On Beginnings: Stephen King’s first lines

Stephen King has some wonderful first lines, that both hook the reader and skillfully capture the essence of the book. There’s a lot to be learned from his technique. Here are four of my favorites.

The Gunslinger

The man in black fled across the desert and the gunslinger followed.

The_GunslingerThis sentence sets up the story’s setting, tone, and plot. As soon as we read it, we know who the good guy is and who the bad guy is. The “man in black” can be nothing else. If you’ve read the book, you also know the simple, spare construction of the sentence suits Roland’s character. Stephen King is revealing the gunslinger’s nature to us in the structure of the prose itself.

He’s also communicating the urgency and desolate, lonely nature of Roland’s quest. “Fled” and “the desert” and the fact that only two people are named, the hunter and the prey, convey both the tone of the story and the setting. In addition, the sentence is beautiful and compelling, and one of my all time favorites in any work of literature.

It

The terror, which would not end for another twenty-eight years— if it ever did end— began, so far as I know or can tell, with a boat made from a sheet of newspaper floating down a gutter swollen with rain.

It_coverIt takes place both in the characters’ childhoods and in their adult lives, moving back and forth between narratives. By mentioning the twenty-eight years as a continuous reign of terror, King has already set up his framing device for the novel. “If it ever did end” is an ominous reminder of the pervasive, immortal nature of the beast that seems almost impossible to kill.

The image here, the child’s boat, is starkly contrasted with the “gutter swollen with rain,” which resembles a mouth and a stomach swollen with food and is used to suggest the monster that devours children. The contrast sets up one of the central themes of the book, that of innocence lost when childhood and evil collide head-on.

And like all of these examples, the prose is so well crafted, to make one of the most memorable opening images I’ve come across.

The Long Walk

An old blue Ford pulled into the guarded parking lot that morning, looking like a small, tired dog after a hard run.

Bachman,_Long_WalkThe Long Walk isn’t as well known as the other books I’ve quoted here, so I’ll give a brief idea of the premise; a game show where contestants simply start walking, and are killed if they stop. The last man left standing wins.

This sentence is actually a beautiful, subtle summary of the entire book. The “guarded parking lot” represents the confinement of the path, the guards that will shoot anyone who stops walking. The “small, tired dog,” might stand in for the winner, who has been reduced to nothing but an animal. And of course the “hard run” would be the walk itself.

It’s so simple, and that’s what makes it so effective. It gives this sense of the ordinary, disrupted by the slightest hint of menace–the guarded parking lot, before pitching us into this disturbing reality.

Carrie

Nobody was really surprised when it happened, not really, not at the subconscious level where savage things grow.

CarrienovelCarrie is a book about the dark side of the subconscious. Both Carrie’s savage subconscious and the subconscious of her classmates are illustrated perfectly in this first line. The side characters in this book are all complicit, on one level or another, with the building violence, “where savage things grow.” On a subconscious level, they’re not at all surprised to see “it” happen.

The vague “it happened” is done on purpose, not just to hide the surprises in the book, but to illustrate the way we and the characters talk about the savage subconscious, in loose terms, without ever acknowledging outright the violence within.

Again this sentence is simple but brilliantly written, immediately setting the tone and theme of the book before us, in a way so subtle it’s easy to overlook, but you can bet it has an effect on the reader’s subconscious.

So what can be learned from this?
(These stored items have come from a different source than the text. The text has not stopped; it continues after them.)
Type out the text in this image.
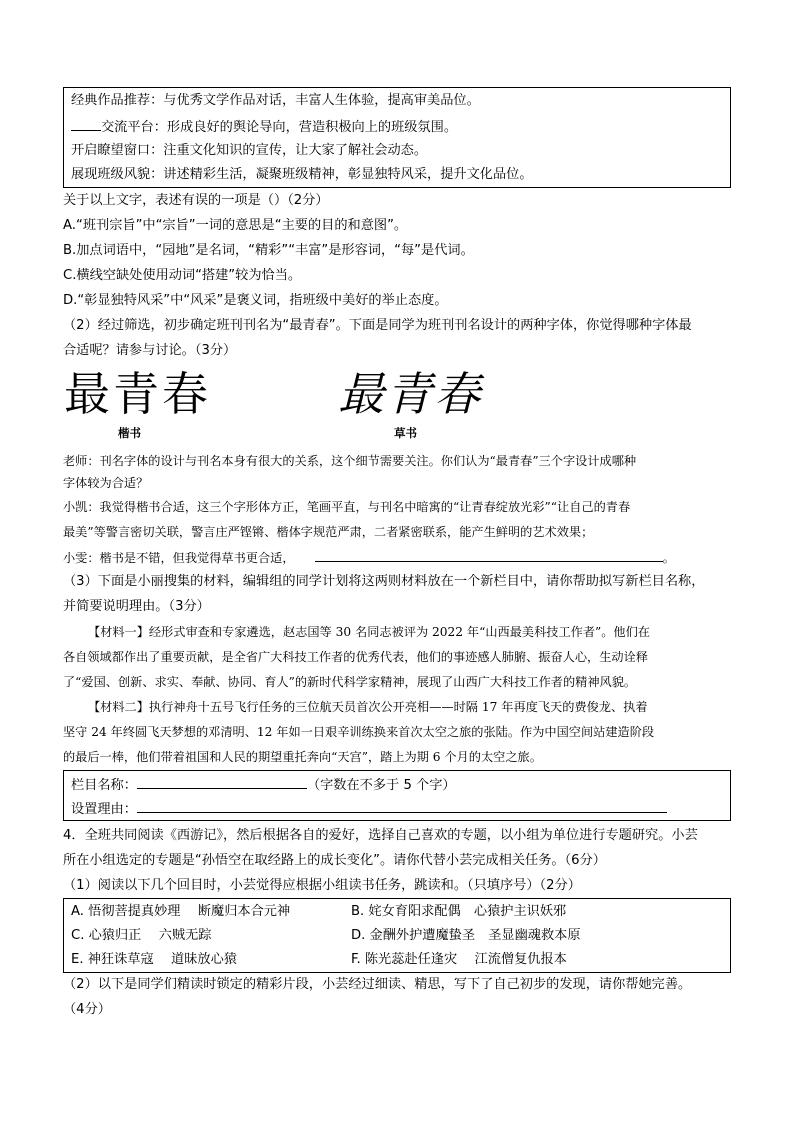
经典作品推荐：与优秀文学作品对话，丰富人生体验，提高审美品位。
交流平台：形成良好的舆论导向，营造积极向上的班级氛围。
开启瞭望窗口：注重文化知识的宣传，让大家了解社会动态。
展现班级风貌：讲述精彩生活，凝聚班级精神，彰显独特风采，提升文化品位。
关于以上文字，表述有误的一项是（）（2分）
A.“班刊宗旨”中“宗旨”一词的意思是“主要的目的和意图”。
B.加点词语中，“园地”是名词，“精彩”“丰富”是形容词，“每”是代词。
C.横线空缺处使用动词“搭建”较为恰当。
D.“彰显独特风采”中“风采”是褒义词，指班级中美好的举止态度。
（2）经过筛选，初步确定班刊刊名为“最青春”。下面是同学为班刊刊名设计的两种字体，你觉得哪种字体最
合适呢？请参与讨论。（3分）
最青春
楷书
最青春
草书
老师：刊名字体的设计与刊名本身有很大的关系，这个细节需要关注。你们认为“最青春”三个字设计成哪种
字体较为合适？
小凯：我觉得楷书合适，这三个字形体方正，笔画平直，与刊名中暗寓的“让青春绽放光彩”“让自己的青春
最美”等警言密切关联，警言庄严铿锵、楷体字规范严肃，二者紧密联系，能产生鲜明的艺术效果；
小雯：楷书是不错，但我觉得草书更合适，	。
（3）下面是小丽搜集的材料，编辑组的同学计划将这两则材料放在一个新栏目中，请你帮助拟写新栏目名称，
并简要说明理由。（3分）
【材料一】经形式审查和专家遴选，赵志国等 30 名同志被评为 2022 年“山西最美科技工作者”。他们在
各自领域都作出了重要贡献，是全省广大科技工作者的优秀代表，他们的事迹感人肺腑、振奋人心，生动诠释
了“爱国、创新、求实、奉献、协同、育人”的新时代科学家精神，展现了山西广大科技工作者的精神风貌。
【材料二】执行神舟十五号飞行任务的三位航天员首次公开亮相——时隔 17 年再度飞天的费俊龙、执着
坚守 24 年终圆飞天梦想的邓清明、12 年如一日艰辛训练换来首次太空之旅的张陆。作为中国空间站建造阶段
的最后一棒，他们带着祖国和人民的期望重托奔向“天宫”，踏上为期 6 个月的太空之旅。
栏目名称：	（字数在不多于 5 个字）
设置理由：
4．全班共同阅读《西游记》，然后根据各自的爱好，选择自己喜欢的专题，以小组为单位进行专题研究。小芸
所在小组选定的专题是“孙悟空在取经路上的成长变化”。请你代替小芸完成相关任务。（6分）
（1）阅读以下几个回目时，小芸觉得应根据小组读书任务，跳读和。（只填序号）（2分）
A. 悟彻菩提真妙理　 断魔归本合元神	B. 姹女育阳求配偶　心猿护主识妖邪
C. 心猿归正　 六贼无踪	D. 金酬外护遭魔蛰圣　圣显幽魂救本原
E. 神狂诛草寇　 道昧放心猿	F. 陈光蕊赴任逢灾　 江流僧复仇报本
（2）以下是同学们精读时锁定的精彩片段，小芸经过细读、精思，写下了自己初步的发现，请你帮她完善。
（4分）
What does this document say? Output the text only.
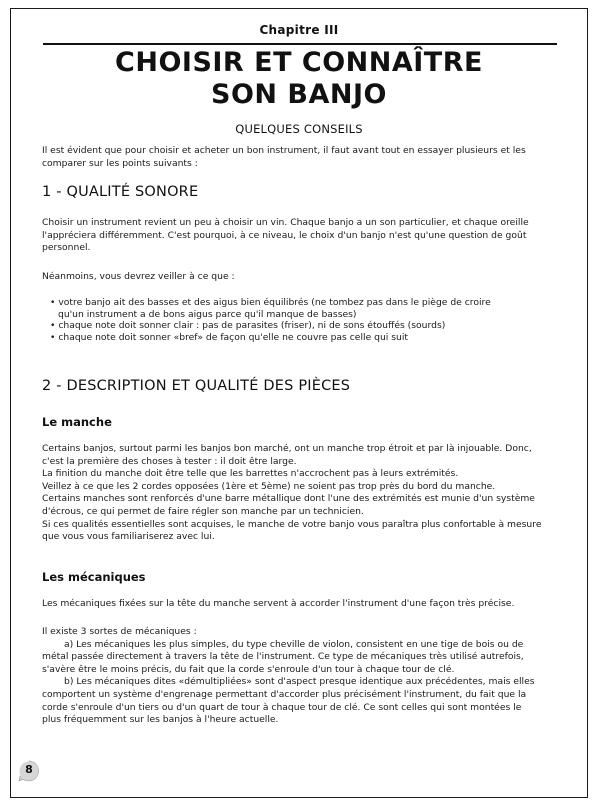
Chapitre III
CHOISIR ET CONNAÎTRE
SON BANJO
QUELQUES CONSEILS
Il est évident que pour choisir et acheter un bon instrument, il faut avant tout en essayer plusieurs et les
comparer sur les points suivants :
1 - QUALITÉ SONORE
Choisir un instrument revient un peu à choisir un vin. Chaque banjo a un son particulier, et chaque oreille
l'appréciera différemment. C'est pourquoi, à ce niveau, le choix d'un banjo n'est qu'une question de goût
personnel.
Néanmoins, vous devrez veiller à ce que :
• votre banjo ait des basses et des aigus bien équilibrés (ne tombez pas dans le piège de croire
qu'un instrument a de bons aigus parce qu'il manque de basses)
• chaque note doit sonner clair : pas de parasites (friser), ni de sons étouffés (sourds)
• chaque note doit sonner «bref» de façon qu'elle ne couvre pas celle qui suit
2 - DESCRIPTION ET QUALITÉ DES PIÈCES
Le manche
Certains banjos, surtout parmi les banjos bon marché, ont un manche trop étroit et par là injouable. Donc,
c'est la première des choses à tester : il doit être large.
La finition du manche doit être telle que les barrettes n'accrochent pas à leurs extrémités.
Veillez à ce que les 2 cordes opposées (1ère et 5ème) ne soient pas trop près du bord du manche.
Certains manches sont renforcés d'une barre métallique dont l'une des extrémités est munie d'un système
d'écrous, ce qui permet de faire régler son manche par un technicien.
Si ces qualités essentielles sont acquises, le manche de votre banjo vous paraîtra plus confortable à mesure
que vous vous familiariserez avec lui.
Les mécaniques
Les mécaniques fixées sur la tête du manche servent à accorder l'instrument d'une façon très précise.
Il existe 3 sortes de mécaniques :
a) Les mécaniques les plus simples, du type cheville de violon, consistent en une tige de bois ou de
métal passée directement à travers la tête de l'instrument. Ce type de mécaniques très utilisé autrefois,
s'avère être le moins précis, du fait que la corde s'enroule d'un tour à chaque tour de clé.
b) Les mécaniques dites «démultipliées» sont d'aspect presque identique aux précédentes, mais elles
comportent un système d'engrenage permettant d'accorder plus précisément l'instrument, du fait que la
corde s'enroule d'un tiers ou d'un quart de tour à chaque tour de clé. Ce sont celles qui sont montées le
plus fréquemment sur les banjos à l'heure actuelle.
8
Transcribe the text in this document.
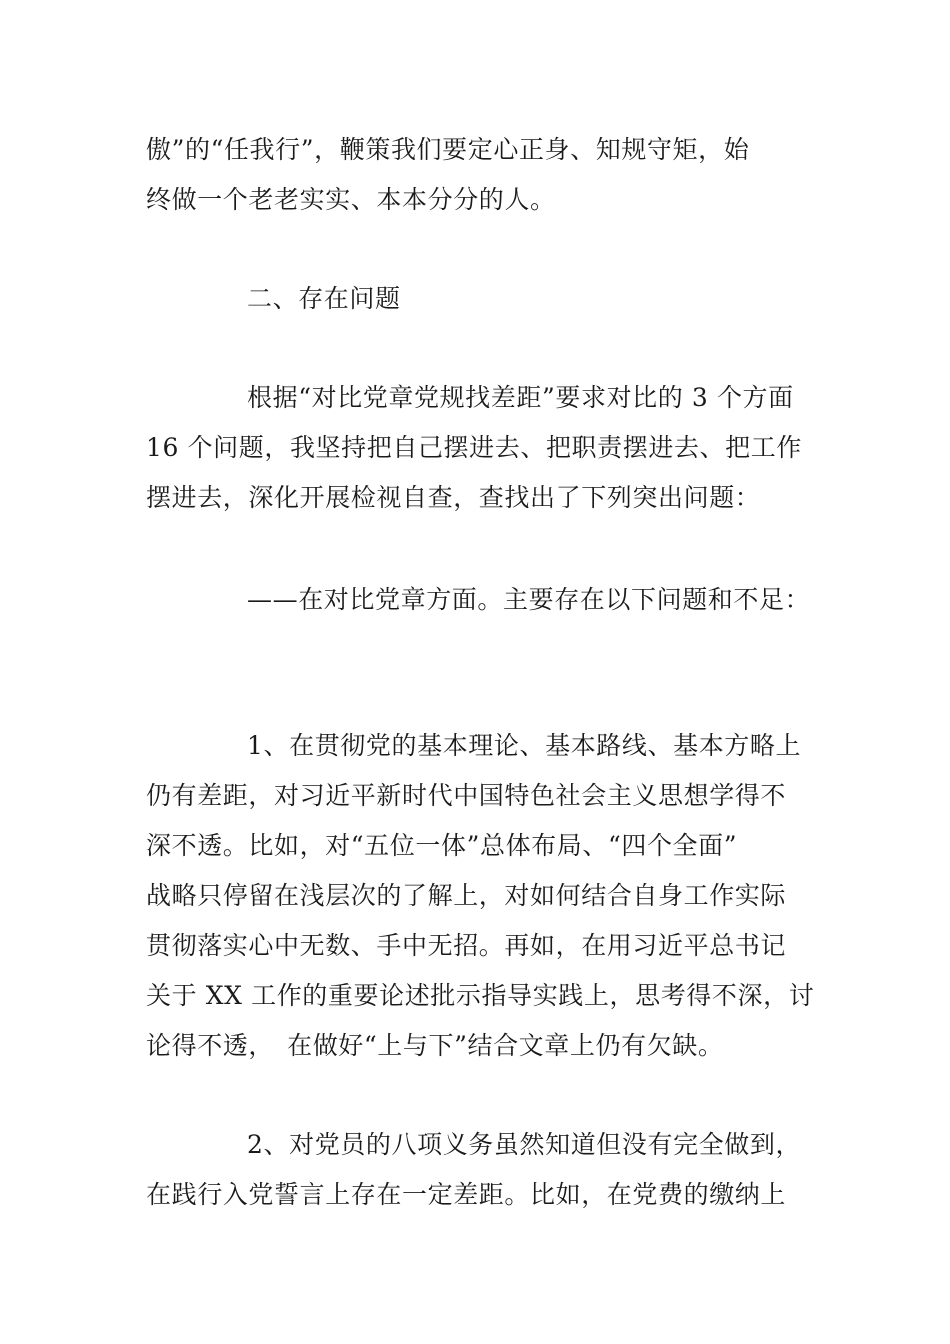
傲”的“任我行”，鞭策我们要定心正身、知规守矩，始
终做一个老老实实、本本分分的人。
二、存在问题
根据“对比党章党规找差距”要求对比的 3 个方面
16 个问题，我坚持把自己摆进去、把职责摆进去、把工作
摆进去，深化开展检视自查，查找出了下列突出问题：
——在对比党章方面。主要存在以下问题和不足：
1、在贯彻党的基本理论、基本路线、基本方略上
仍有差距，对习近平新时代中国特色社会主义思想学得不
深不透。比如，对“五位一体”总体布局、“四个全面”
战略只停留在浅层次的了解上，对如何结合自身工作实际
贯彻落实心中无数、手中无招。再如，在用习近平总书记
关于 XX 工作的重要论述批示指导实践上，思考得不深，讨
论得不透，　在做好“上与下”结合文章上仍有欠缺。
2、对党员的八项义务虽然知道但没有完全做到，
在践行入党誓言上存在一定差距。比如，在党费的缴纳上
I think one important lesson is that it’s hard to write the first line of the book until you are in a place to really grasp the essence of the book, the themes and the nature of the story. These first lines are strong because they so clearly relate to the rest of the book and highlight what’s great about each story. They’re also beautifully written, which is important for any first line. 

6 thoughts on “On Beginnings: Stephen King’s first lines

  1. edmondswriter says:

    Really interesting post. It brings out what King says in On Writing – that after writing his first draft he reads through to pick out his innate themes and then enhances them. Even in the first lines, it would seem.